Kage Baker wrote for so many different reasons. But she often wondered why.
It drove her crazy, and ate all her time and energy. Sometimes she would spin round and round in her desk chair, exclaiming that she should have taken up some less demanding art because writing was so frustrating! But it was her favourite obsession, as well as her surest comfort and safety zone. There were always limitless reasons to sit down and write.
First and foremost, she wanted to know what happened next: to everything, just in general. If general things could not be nicely persuaded to reveal the inner plots of themselves, she made it up. She used to say that this kind of thing had to be carefully controlled – because making up what happens, for just anything that gets your attention, is a famous road to insanity. “You start making up conspiracy theories and alternate histories. It’s Men In Black and Missing Dauphins,” she observed one evening as we were watching lightning strike over the Pacific. “And that way lies madness.”

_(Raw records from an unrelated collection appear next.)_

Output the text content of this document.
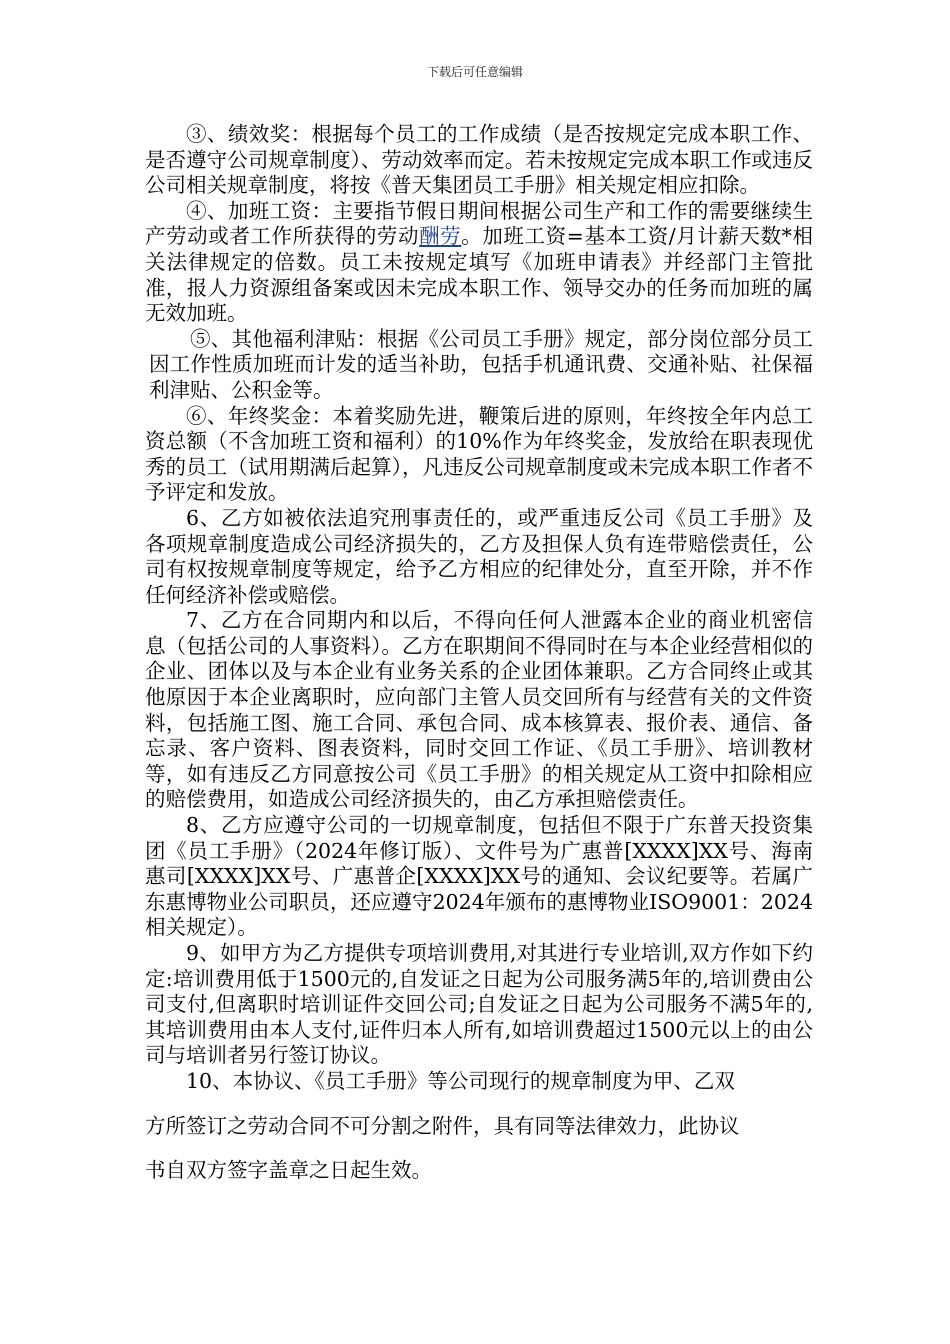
下载后可任意编辑

③、绩效奖：根据每个员工的工作成绩（是否按规定完成本职工作、是否遵守公司规章制度）、劳动效率而定。若未按规定完成本职工作或违反公司相关规章制度，将按《普天集团员工手册》相关规定相应扣除。

④、加班工资：主要指节假日期间根据公司生产和工作的需要继续生产劳动或者工作所获得的劳动酬劳。加班工资=基本工资/月计薪天数*相关法律规定的倍数。员工未按规定填写《加班申请表》并经部门主管批准，报人力资源组备案或因未完成本职工作、领导交办的任务而加班的属无效加班。

⑤、其他福利津贴：根据《公司员工手册》规定，部分岗位部分员工因工作性质加班而计发的适当补助，包括手机通讯费、交通补贴、社保福利津贴、公积金等。

⑥、年终奖金：本着奖励先进，鞭策后进的原则，年终按全年内总工资总额（不含加班工资和福利）的10%作为年终奖金，发放给在职表现优秀的员工（试用期满后起算），凡违反公司规章制度或未完成本职工作者不予评定和发放。

6、乙方如被依法追究刑事责任的，或严重违反公司《员工手册》及各项规章制度造成公司经济损失的，乙方及担保人负有连带赔偿责任，公司有权按规章制度等规定，给予乙方相应的纪律处分，直至开除，并不作任何经济补偿或赔偿。

7、乙方在合同期内和以后，不得向任何人泄露本企业的商业机密信息（包括公司的人事资料）。乙方在职期间不得同时在与本企业经营相似的企业、团体以及与本企业有业务关系的企业团体兼职。乙方合同终止或其他原因于本企业离职时，应向部门主管人员交回所有与经营有关的文件资料，包括施工图、施工合同、承包合同、成本核算表、报价表、通信、备忘录、客户资料、图表资料，同时交回工作证、《员工手册》、培训教材等，如有违反乙方同意按公司《员工手册》的相关规定从工资中扣除相应的赔偿费用，如造成公司经济损失的，由乙方承担赔偿责任。

8、乙方应遵守公司的一切规章制度，包括但不限于广东普天投资集团《员工手册》（2024年修订版）、文件号为广惠普[XXXX]XX号、海南惠司[XXXX]XX号、广惠普企[XXXX]XX号的通知、会议纪要等。若属广东惠博物业公司职员，还应遵守2024年颁布的惠博物业ISO9001：2024相关规定）。

9、如甲方为乙方提供专项培训费用,对其进行专业培训,双方作如下约定:培训费用低于1500元的,自发证之日起为公司服务满5年的,培训费由公司支付,但离职时培训证件交回公司;自发证之日起为公司服务不满5年的,其培训费用由本人支付,证件归本人所有,如培训费超过1500元以上的由公司与培训者另行签订协议。

10、本协议、《员工手册》等公司现行的规章制度为甲、乙双

方所签订之劳动合同不可分割之附件，具有同等法律效力，此协议

书自双方签字盖章之日起生效。
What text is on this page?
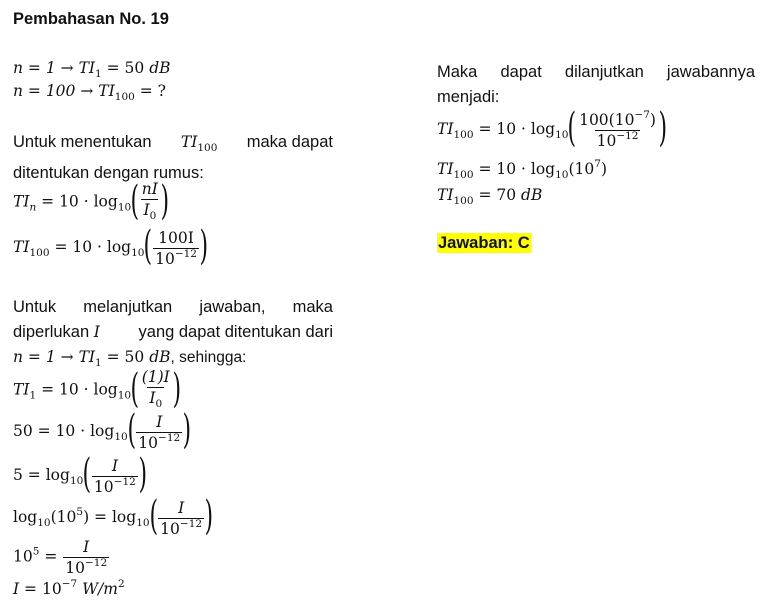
Pembahasan No. 19
$n = 1 \to TI_1 = 50$ dB
$n = 100 \to TI_{100}$ = ?
Untuk menentukan $TI_{100}$ maka dapat
ditentukan dengan rumus:
$TI_n = 10 \cdot \log_{10}$ ( $\frac{nI}{I_0}$ )
$TI_{100} = 10 \cdot \log_{10}$ ( $\frac{100I}{10^{-12}}$ )
Untuk melanjutkan jawaban, maka
diperlukan I yang dapat ditentukan dari
$n = 1 \to TI_1 = 50$ dB, sehingga:
$TI_1 = 10 \cdot \log_{10}$ ( $\frac{(1)I}{I_0}$ )
$50 = 10 \cdot \log_{10}$ ( $\frac{I}{10^{-12}}$ )
$5 = \log_{10}$ ( $\frac{I}{10^{-12}}$ )
$\log_{10}(10^5) = \log_{10}$ ( $\frac{I}{10^{-12}}$ )
$10^5 = \frac{I}{10^{-12}}$
$I = 10^{-7}$ $W/m^2$
Maka dapat dilanjutkan jawabannya
menjadi:
$TI_{100} = 10 \cdot \log_{10}$ ( $\frac{100(10^{-7})}{10^{-12}}$ )
$TI_{100} = 10 \cdot \log_{10}(10^7)$
$TI_{100} = 70$ dB
Jawaban: C
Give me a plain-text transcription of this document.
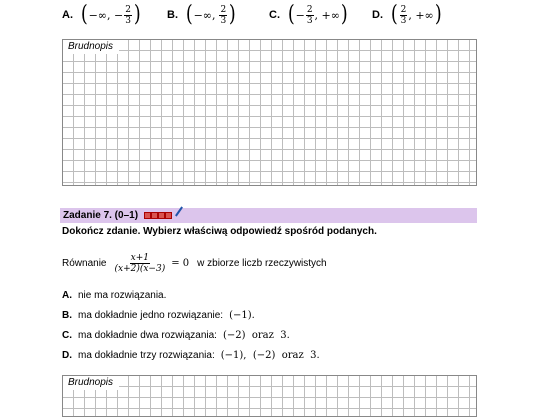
A. ( −∞, − $\frac{2}{3}$ ) B. ( −∞, $\frac{2}{3}$ )	C. ( − $\frac{2}{3}$ , +∞ ) D. ( $\frac{2}{3}$ , +∞ )
Brudnopis
Zadanie 7. (0–1)
Dokończ zdanie. Wybierz właściwą odpowiedź spośród podanych.
Równanie $\frac{x+1}{(x+2)(x-3)} = 0$ w zbiorze liczb rzeczywistych
A. nie ma rozwiązania.
B. ma dokładnie jedno rozwiązanie: (−1).
C. ma dokładnie dwa rozwiązania: (−2)  oraz  3.
D. ma dokładnie trzy rozwiązania: (−1),  (−2)  oraz  3.
Brudnopis
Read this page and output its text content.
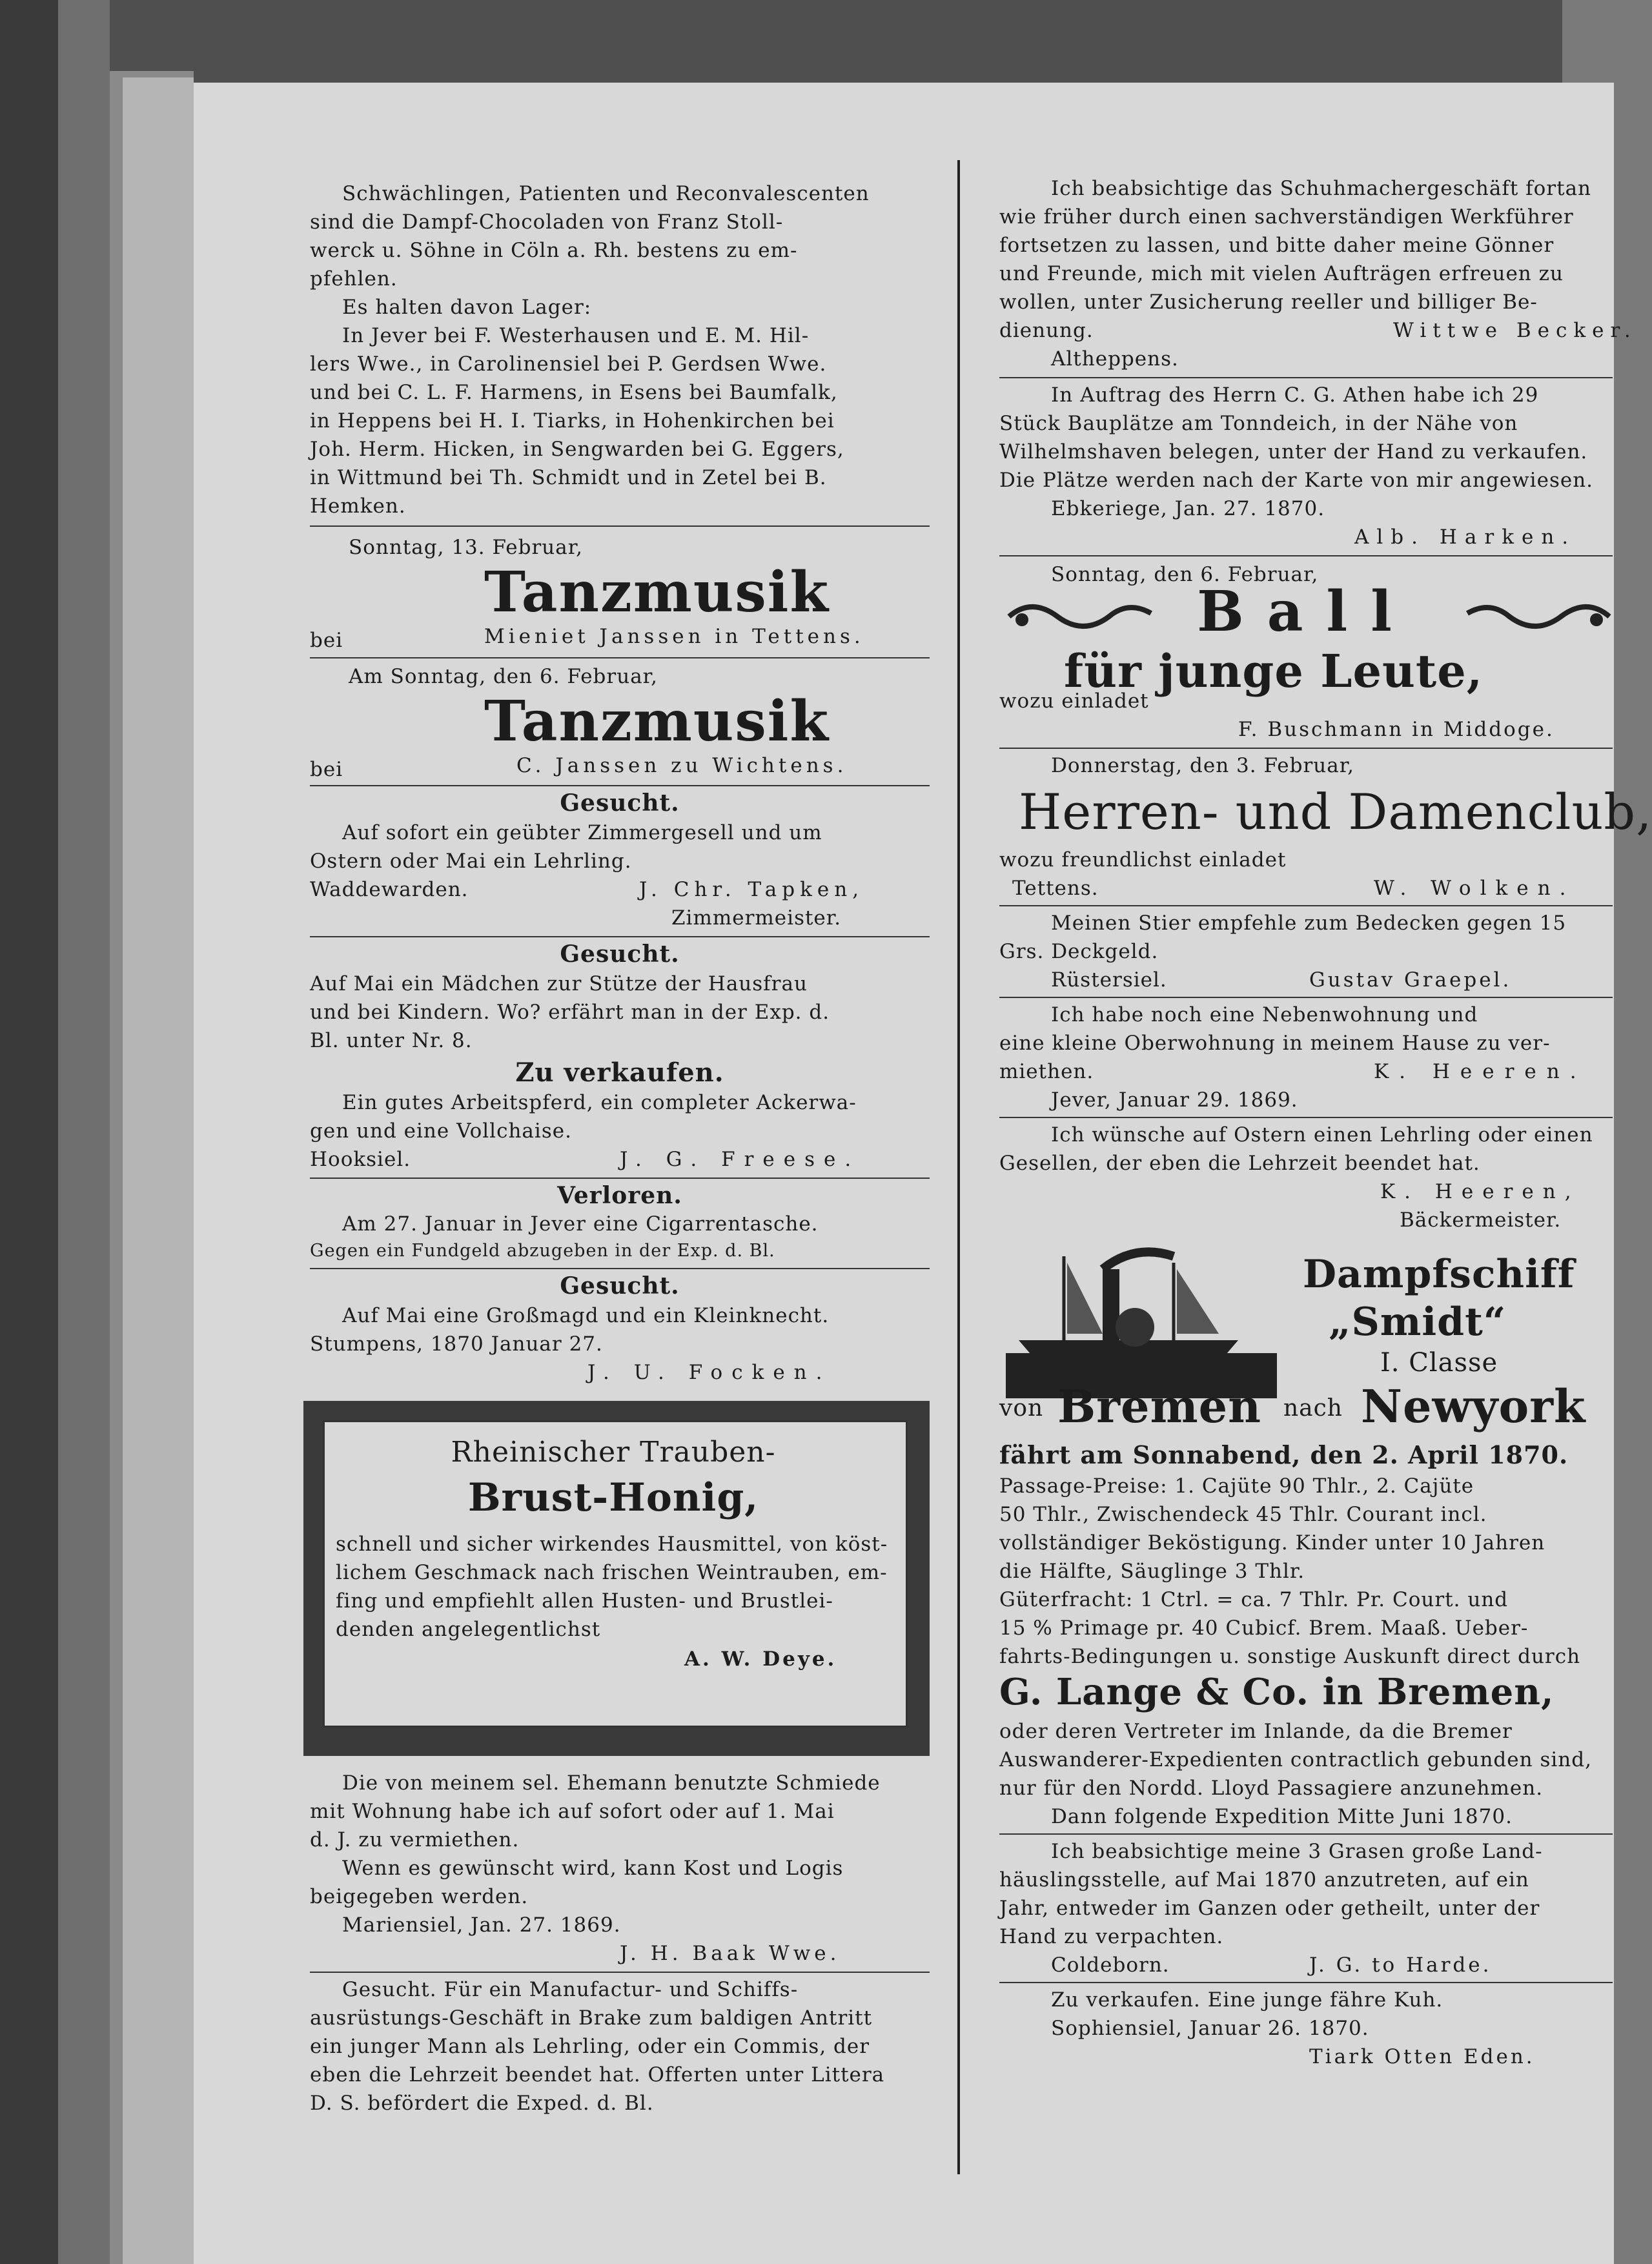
Schwächlingen, Patienten und Reconvalescenten
sind die Dampf-Chocoladen von Franz Stoll-
werck u. Söhne in Cöln a. Rh. bestens zu em-
pfehlen.
Es halten davon Lager:
In Jever bei F. Westerhausen und E. M. Hil-
lers Wwe., in Carolinensiel bei P. Gerdsen Wwe.
und bei C. L. F. Harmens, in Esens bei Baumfalk,
in Heppens bei H. I. Tiarks, in Hohenkirchen bei
Joh. Herm. Hicken, in Sengwarden bei G. Eggers,
in Wittmund bei Th. Schmidt und in Zetel bei B.
Hemken.
Sonntag, 13. Februar,
Tanzmusik
bei	Mieniet Janssen in Tettens.
Am Sonntag, den 6. Februar,
Tanzmusik
bei	C. Janssen zu Wichtens.
Gesucht.
Auf sofort ein geübter Zimmergesell und um
Ostern oder Mai ein Lehrling.
Waddewarden.	J. Chr. Tapken,
Zimmermeister.
Gesucht.
Auf Mai ein Mädchen zur Stütze der Hausfrau
und bei Kindern. Wo? erfährt man in der Exp. d.
Bl. unter Nr. 8.
Zu verkaufen.
Ein gutes Arbeitspferd, ein completer Ackerwa-
gen und eine Vollchaise.
Hooksiel.	J. G. Freese.
Verloren.
Am 27. Januar in Jever eine Cigarrentasche.
Gegen ein Fundgeld abzugeben in der Exp. d. Bl.
Gesucht.
Auf Mai eine Großmagd und ein Kleinknecht.
Stumpens, 1870 Januar 27.
J. U. Focken.
Rheinischer Trauben-
Brust-Honig,
schnell und sicher wirkendes Hausmittel, von köst-
lichem Geschmack nach frischen Weintrauben, em-
fing und empfiehlt allen Husten- und Brustlei-
denden angelegentlichst
A. W. Deye.
Die von meinem sel. Ehemann benutzte Schmiede
mit Wohnung habe ich auf sofort oder auf 1. Mai
d. J. zu vermiethen.
Wenn es gewünscht wird, kann Kost und Logis
beigegeben werden.
Mariensiel, Jan. 27. 1869.
J. H. Baak Wwe.
Gesucht. Für ein Manufactur- und Schiffs-
ausrüstungs-Geschäft in Brake zum baldigen Antritt
ein junger Mann als Lehrling, oder ein Commis, der
eben die Lehrzeit beendet hat. Offerten unter Littera
D. S. befördert die Exped. d. Bl.
Ich beabsichtige das Schuhmachergeschäft fortan
wie früher durch einen sachverständigen Werkführer
fortsetzen zu lassen, und bitte daher meine Gönner
und Freunde, mich mit vielen Aufträgen erfreuen zu
wollen, unter Zusicherung reeller und billiger Be-
dienung.	Wittwe Becker.
Altheppens.
In Auftrag des Herrn C. G. Athen habe ich 29
Stück Bauplätze am Tonndeich, in der Nähe von
Wilhelmshaven belegen, unter der Hand zu verkaufen.
Die Plätze werden nach der Karte von mir angewiesen.
Ebkeriege, Jan. 27. 1870.
Alb. Harken.
Sonntag, den 6. Februar,
Ball
für junge Leute,
wozu einladet
F. Buschmann in Middoge.
Donnerstag, den 3. Februar,
Herren- und Damenclub,
wozu freundlichst einladet
Tettens.	W. Wolken.
Meinen Stier empfehle zum Bedecken gegen 15
Grs. Deckgeld.
Rüstersiel.	Gustav Graepel.
Ich habe noch eine Nebenwohnung und
eine kleine Oberwohnung in meinem Hause zu ver-
miethen.	K. Heeren.
Jever, Januar 29. 1869.
Ich wünsche auf Ostern einen Lehrling oder einen
Gesellen, der eben die Lehrzeit beendet hat.
K. Heeren,
Bäckermeister.
Dampfschiff
„Smidt“
I. Classe
von Bremen nach Newyork
fährt am Sonnabend, den 2. April 1870.
Passage-Preise: 1. Cajüte 90 Thlr., 2. Cajüte
50 Thlr., Zwischendeck 45 Thlr. Courant incl.
vollständiger Beköstigung. Kinder unter 10 Jahren
die Hälfte, Säuglinge 3 Thlr.
Güterfracht: 1 Ctrl. = ca. 7 Thlr. Pr. Court. und
15 % Primage pr. 40 Cubicf. Brem. Maaß. Ueber-
fahrts-Bedingungen u. sonstige Auskunft direct durch
G. Lange & Co. in Bremen,
oder deren Vertreter im Inlande, da die Bremer
Auswanderer-Expedienten contractlich gebunden sind,
nur für den Nordd. Lloyd Passagiere anzunehmen.
Dann folgende Expedition Mitte Juni 1870.
Ich beabsichtige meine 3 Grasen große Land-
häuslingsstelle, auf Mai 1870 anzutreten, auf ein
Jahr, entweder im Ganzen oder getheilt, unter der
Hand zu verpachten.
Coldeborn.	J. G. to Harde.
Zu verkaufen. Eine junge fähre Kuh.
Sophiensiel, Januar 26. 1870.
Tiark Otten Eden.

At that moment, there was an enormous flash of blue-white light out over the Dunes to the North of Pismo Beach. All the power went out immediately – as was likely to happen when the lines blew up or fell down or were otherwise stressed by a heavy dew or a fat seagull. And Kage said, “Now, that’s probably an old transformer blowing up out in the pea fields. But I think it’s a flying saucer.” And she shook her fist out the window and yelled, “Learn to steer, you damned aliens!”
Mind you, Kage didn’t actually think there were idiotic aliens driving badly out over the sand hills. (I am not at all so sure she didn’t think there were Sasquatches guiding them in, though …) But there were (and are) lots of folks in Pismo who have always thought that the aliens frequented Pismo Beach. The kind of amiable nutcase Kage describes in “Lemuria Will Rise” was neither a figment of her imagination, nor extinct in our lifetimes. Lots of old fishos hung out on the Pier, or round the arcades and the Esquire News, or outside the red leather bat-wing doors of Harry’s Bar; most of them would tell you tales of weird little men and mysterious footprints.
And it was true that the power lines were always going out in the streets by the Dunes. Repair crews found the glass transformers melted into cracked and cloudy funnel cakes, shocked blue and lavender by strange electric forces … you could find them in the windows of the Charity Thrift Shop, for a few bucks a pop. Collectors will spend lots of cash for undamaged ones, deliberately cast in various colours – but thewarped ones off the snapped power poles were more interesting.
Kage had one of the melted transformers. She kept it stuck into the shattered top of a wooden pillar from a faux Grecian temple that had stood her mother’s garden, and burned big candles in it when the saucers took the power out …
One of the other reasons she wrote, of course, was to find an outlet for the ideas that peopled the Dunes with selkies and White Ladies and poorly-driven spaceships. We passed the darkened shopfronts of the little town of Summerland one night on a train, and she wondered dreamily what sort of train would ever stop there; the answer turned into “Her Father’s Eyes”. Many ill-timed conversations about Bigfoot while we drove dark roads and I gibbered with fright (I have an allergy to Bigfoot stories; we all have our mythic weak spots, Dear Readers) turned into “Old Flathead”. Listening to the commercials for government pamphlets while we listened to Art Bell Coast To Coast produced “Boulder, CO Has The Answers”.
It was all because Kage could not stop wondering what came next. What might be making that noise, or leaving those marks, or be the real story behind the lady in front of us in the grocery line who had a cart filled with dozens of St. Jude and Sacred Heart candles, and sand and seaweed trailing from her shoes …
She loved telling stories, too. She was a marvellous raconteuse, but she had a diffident manner and a soft, low voice: she hated having to hold on to her audience, but she hated even more having them not hear her. Writing the stories down, she could never be interrupted or out-shouted: it was the ultimate revenges of every quiet person who’s ever been talked over by a boor.
And, of course, there was paying the bills. Kage was supremely practical about the necessity of keeping a roof and a pantry; and a lifetime of outdoor theatre instilled in her a maniacal devotion to flush toilets. So, yeah, she wrote for the money. “Gotta keep score somehow,” was her judgement on the question of selling her art. “I like keeping score with pretty markers – feather pillows, and wing-back chairs, and a roast on Sundays.”
He who claims otherwise is self-deluded. Also, probably short of pillows and chairs and Sunday roasts. Kage had all that – and the writing, too.